Why plastics won’t save the oil industry
This September, Greenhouse collaborated with Carbon Tracker to launch “The Future’s Not In Plastics”. This new report reveals that the demand for virgin plastics may peak in 2027 and that the oil industry risks wasting $400bn over the next 5 years as demand for plastics falls and governments start taking climate action.
In this blog, we take a closer look at the report’s findings and the implications for the oil industry.
Key findings from the report
“It is simply delusional for the plastics industry to imagine that it can double its carbon emissions at the same time as the rest of the world is trying to cut them to zero,” said Kingsmill Bond, Carbon Tracker Energy Strategist and report lead author.
- Why plastic? With demand growth falling for things such as cars and planes, plastics make up all the expected growth in oil for petrochemicals, and are also the largest driver of expected oil demand.

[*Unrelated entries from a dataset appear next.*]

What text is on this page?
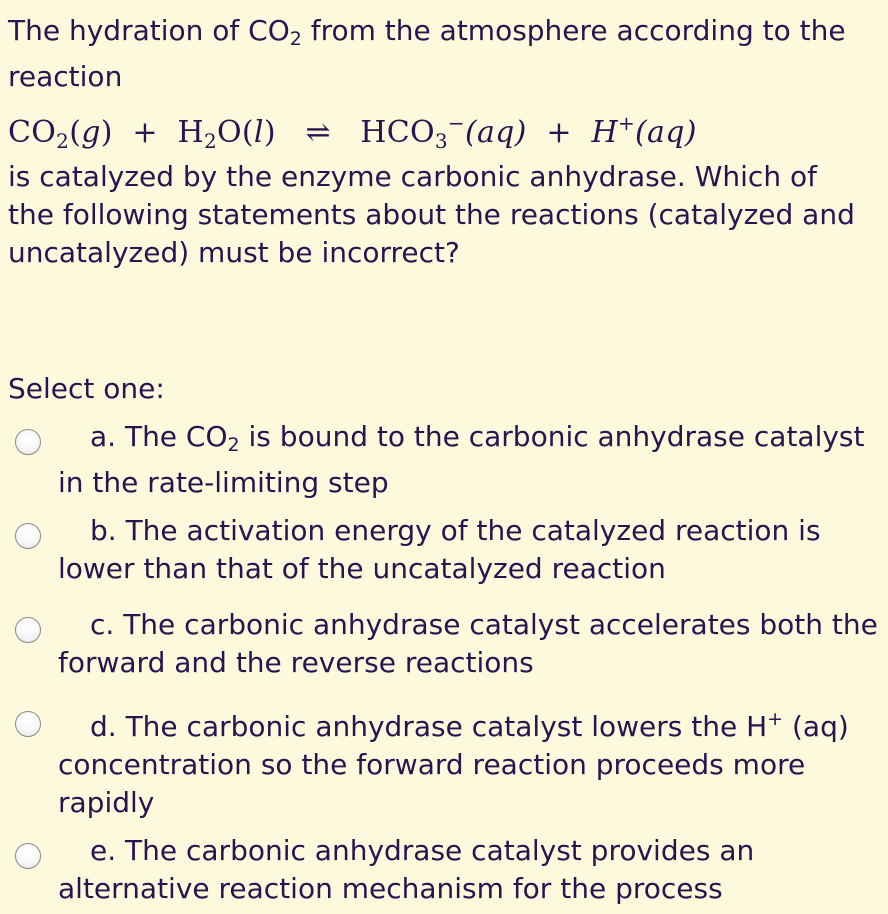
The hydration of $CO_2$ from the atmosphere according to the reaction
$CO_2(g) + H_2O(l)$   ⇌   $HCO_3^-(aq) + H^+(aq)$
is catalyzed by the enzyme carbonic anhydrase. Which of the following statements about the reactions (catalyzed and uncatalyzed) must be incorrect?
Select one:
a. The $CO_2$ is bound to the carbonic anhydrase catalyst in the rate-limiting step
b. The activation energy of the catalyzed reaction is lower than that of the uncatalyzed reaction
c. The carbonic anhydrase catalyst accelerates both the forward and the reverse reactions
d. The carbonic anhydrase catalyst lowers the H+ (aq) concentration so the forward reaction proceeds more rapidly
e. The carbonic anhydrase catalyst provides an alternative reaction mechanism for the process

- The oil industry’s plans: The industry is pinning its hopes for future growth on strong plastics demand that will not materialise, as the world starts to tackle plastic waste and governments act to hit climate targets. This risks $400 billion worth of stranded petrochemical investments, increasing the likelihood of peak oil demand.

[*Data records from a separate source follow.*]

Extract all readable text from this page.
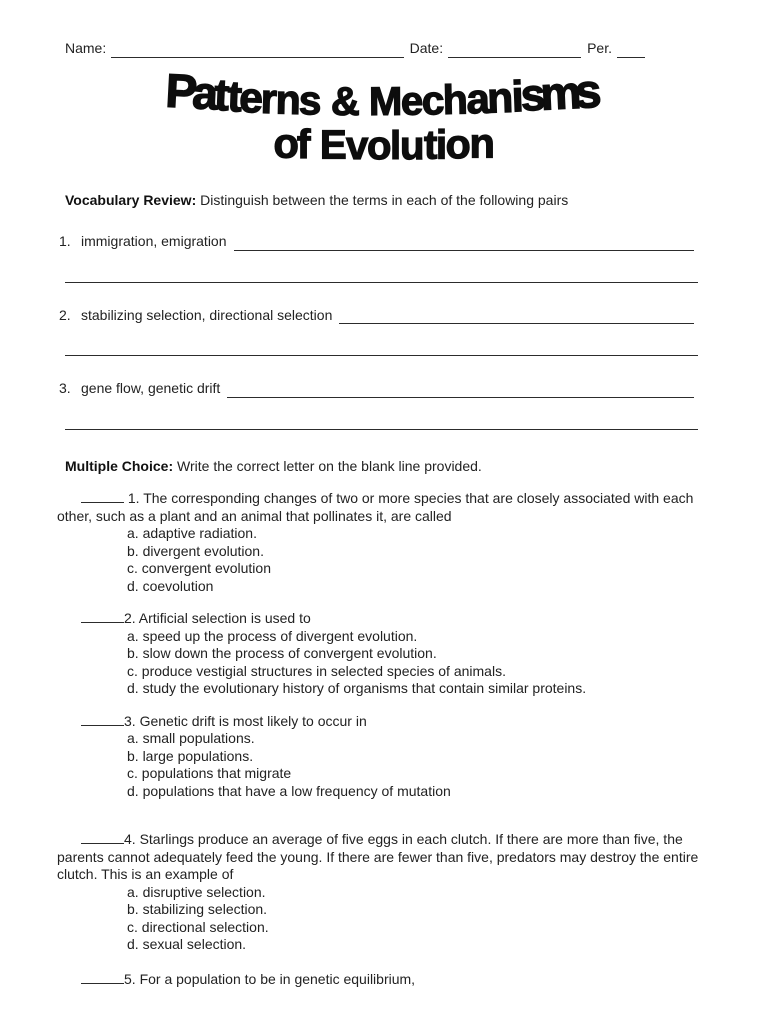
Name:	Date:	Per.
Patterns & Mechanisms
of Evolution
Vocabulary Review: Distinguish between the terms in each of the following pairs
1. immigration, emigration
2. stabilizing selection, directional selection
3. gene flow, genetic drift
Multiple Choice: Write the correct letter on the blank line provided.

1. The corresponding changes of two or more species that are closely associated with each other, such as a plant and an animal that pollinates it, are called

a. adaptive radiation.
b. divergent evolution.
c. convergent evolution
d. coevolution

2. Artificial selection is used to

a. speed up the process of divergent evolution.
b. slow down the process of convergent evolution.
c. produce vestigial structures in selected species of animals.
d. study the evolutionary history of organisms that contain similar proteins.

3. Genetic drift is most likely to occur in

a. small populations.
b. large populations.
c. populations that migrate
d. populations that have a low frequency of mutation

4. Starlings produce an average of five eggs in each clutch. If there are more than five, the parents cannot adequately feed the young. If there are fewer than five, predators may destroy the entire clutch. This is an example of

a. disruptive selection.
b. stabilizing selection.
c. directional selection.
d. sexual selection.

5. For a population to be in genetic equilibrium,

- The impact of plastic: Plastic imposes large costs on society through air and ocean pollution, microplastics, and waste. Most specifically, carbon dioxide is produced at every stage of the plastic value chain. Not only in the extraction and manufacturing processes, but also at the end of life when it's burnt, buried or recycled.
Carbon Tracker’s report finds that producing a tonne of plastic releases roughly twice as much CO2 as producing a tonne of oil.
But there are technological solutions…
Carbon Tracker also looks at SYSTEMIQ’s “Breaking the Plastic Wave” report which puts forward three solutions to deliver 2040 plastic utility at half the capital cost, half the plastic, and with 700,000 more jobs.
It calls for:
- Reduced plastics demand through better design and regulation. For example, by extending the lifetime of household goods, or creating new delivery models that are based on subscription services or refill from dispensers.
- Substitutes with other products such as compostables, paper, and coated paper. Ie: Replace plastic food punnets with paper ones and introduce paper-based foodservice items.
- Scaling up chemical and mechanical recycling. Expanding the recycling infrastructure size, forcing changes in design and improving the legislative environment.
“There are huge benefits in the change from the current linear system to a more circular one. You can have all the functionality of plastics but at half the capital cost, half the feedstock, 700,000 additional jobs and 80% less plastic pollution.”
… And political solutions too
Carbon Tracker focus on five areas where governments can act:
- Introduce taxes to make polluters pay for the externality cost of oil.
- Take the money raised from these taxes to build recycling systems and infrastructures fit for purpose.
- Regulate design by being clearer about what is allowed and what is not.
- Set targets for the share of recycled plastic that is used in products and for the share of all plastics that must be recycled and collected.
- Ban certain products, such as plastic straws or plastic cutlery or single-use plastic.
The Greenhouse team supported the launch of the report through international media outreach. We secured more than 300 pieces of coverage, including PA, AFP, EFE, The Guardian, The Daily Telegraph, and The Independent.
With the industry already facing huge overcapacity, it's still planning to spend a further $400bn on new capacity and unless stopped, this will result in continued low prices and stranded assets. This report highlights the stark contrast between the plans of the petrochemical industry and the threat of much lower growth, but also shines a light on the political and technological solutions out there.
Policymakers in Europe and China are implementing much stricter regulations using the five key tools of taxation, design rules, bans, targets, and infrastructure. In this time, it is imperative government and investors show a clear plan to solve the plastic problem and help solve the climate crisis.